Summary of the ProtE pipeline

All 4 functions streamline the following process, which is reported in more details in the ProtE Guide vignette.

Normalization of proteomic intensity values
Filtering based on the percentage of missing values of each protein.
Imputation of missing data to ensure robust downstream analysis.
Description fetching for DIA-NN’s .pg_matrix and Proteome Discoverer files

Once the data processing is complete, the package performs statistical analysis for every pairwise comparison to identify significant protein abundance differences between experimental groups. The results are automatically exported as Excel files, and a range of visualizations is generated to facilitate quality check and interpretation. These include:

• Principal Component Analysis (PCA) plots for dimensionality reduction and group comparison.

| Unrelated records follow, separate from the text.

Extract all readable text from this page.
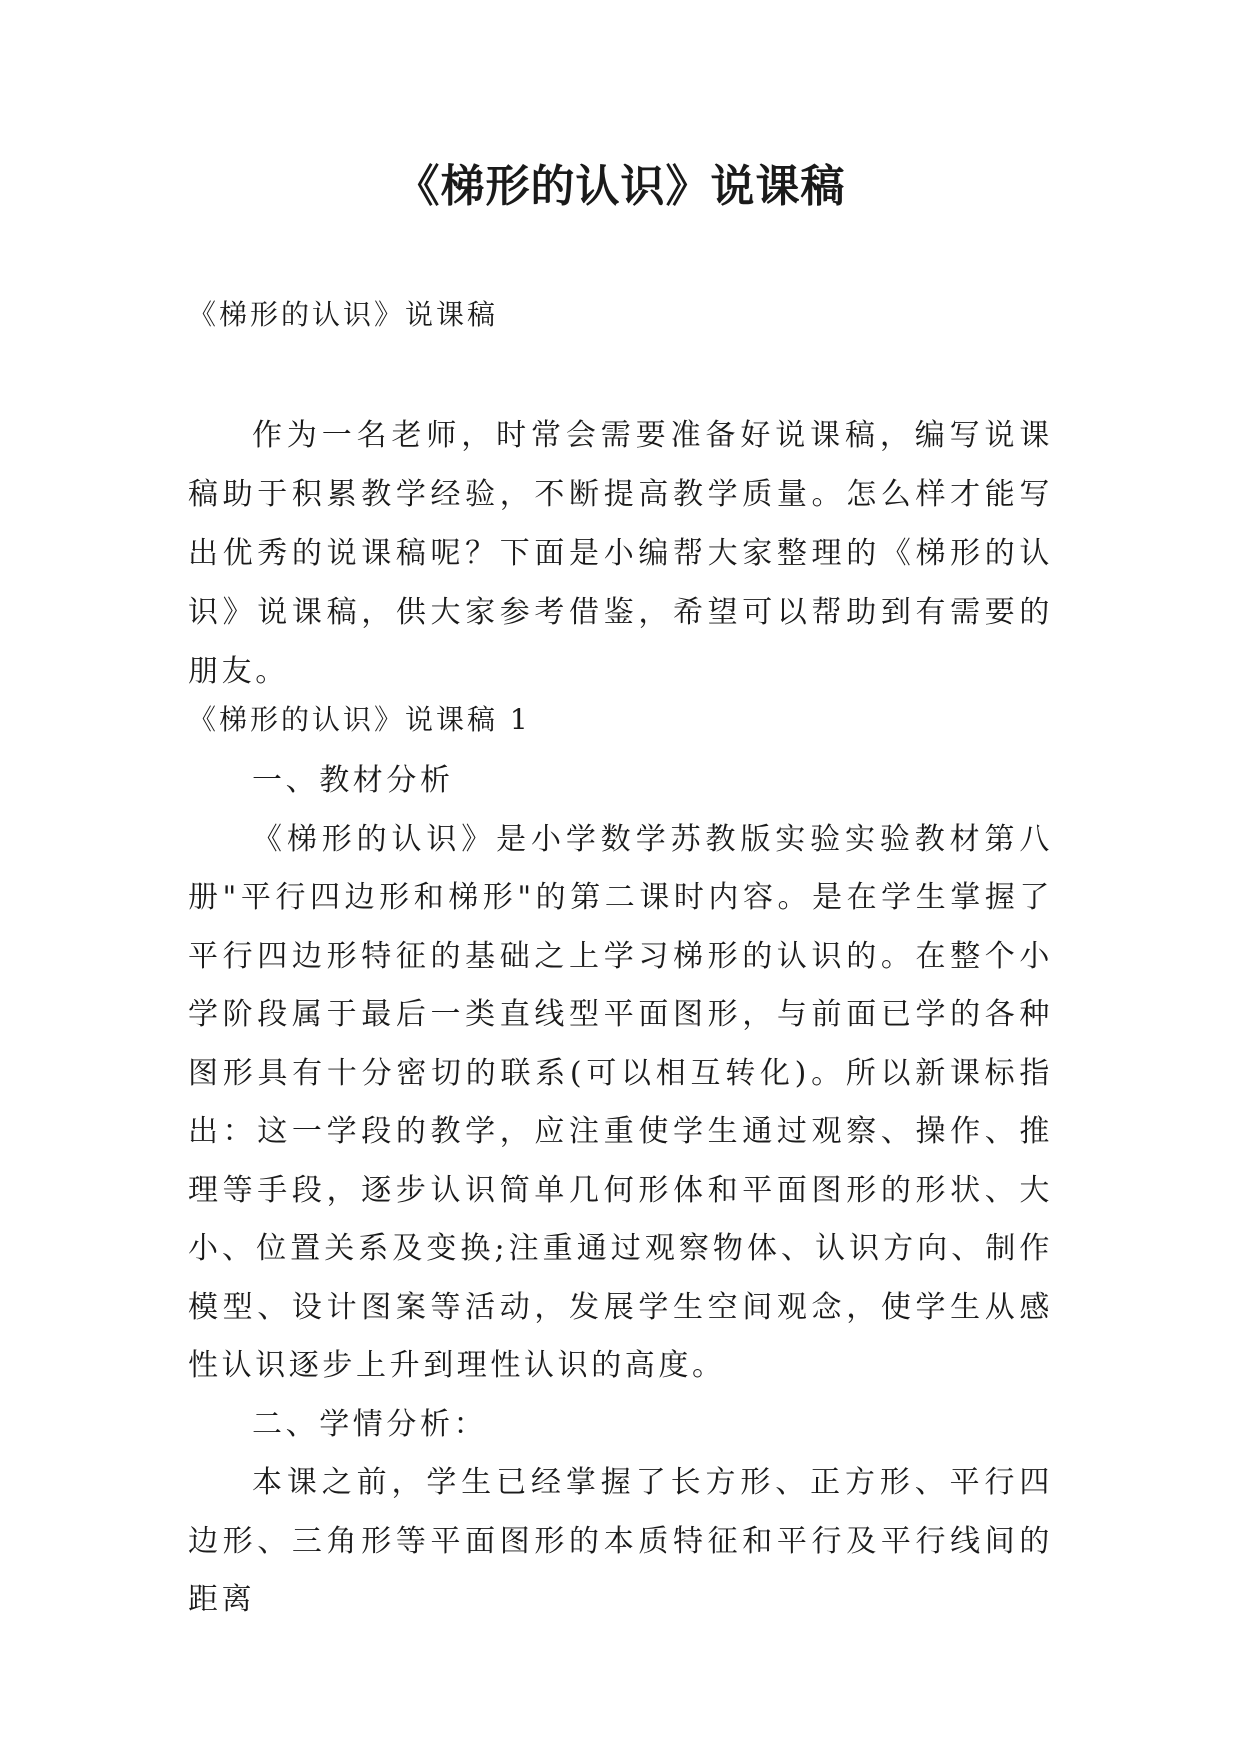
《梯形的认识》说课稿

《梯形的认识》说课稿

作为一名老师，时常会需要准备好说课稿，编写说课稿助于积累教学经验，不断提高教学质量。怎么样才能写出优秀的说课稿呢？下面是小编帮大家整理的《梯形的认识》说课稿，供大家参考借鉴，希望可以帮助到有需要的朋友。

《梯形的认识》说课稿 1

一、教材分析

《梯形的认识》是小学数学苏教版实验实验教材第八册"平行四边形和梯形"的第二课时内容。是在学生掌握了平行四边形特征的基础之上学习梯形的认识的。在整个小学阶段属于最后一类直线型平面图形，与前面已学的各种图形具有十分密切的联系(可以相互转化)。所以新课标指出：这一学段的教学，应注重使学生通过观察、操作、推理等手段，逐步认识简单几何形体和平面图形的形状、大小、位置关系及变换;注重通过观察物体、认识方向、制作模型、设计图案等活动，发展学生空间观念，使学生从感性认识逐步上升到理性认识的高度。

二、学情分析：

本课之前，学生已经掌握了长方形、正方形、平行四边形、三角形等平面图形的本质特征和平行及平行线间的距离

• Heatmap highlighting significant proteins.

• Protein rank-abundance and meanrank-sd scatterplots.

• Boxplots and violin plots to display data distribution and variability across groups.

Output Directory

The results from each function are saved in a folder named ProtE_Analysis, which is created inside the last directory of the provided file(s).

ProtE creates 3 sub-folders: • Data_processing, with the files of the resulting data processing. • Statistical_Analysis, with the results of the statistical tests. • Plots, with all the plots saved in .bmp format.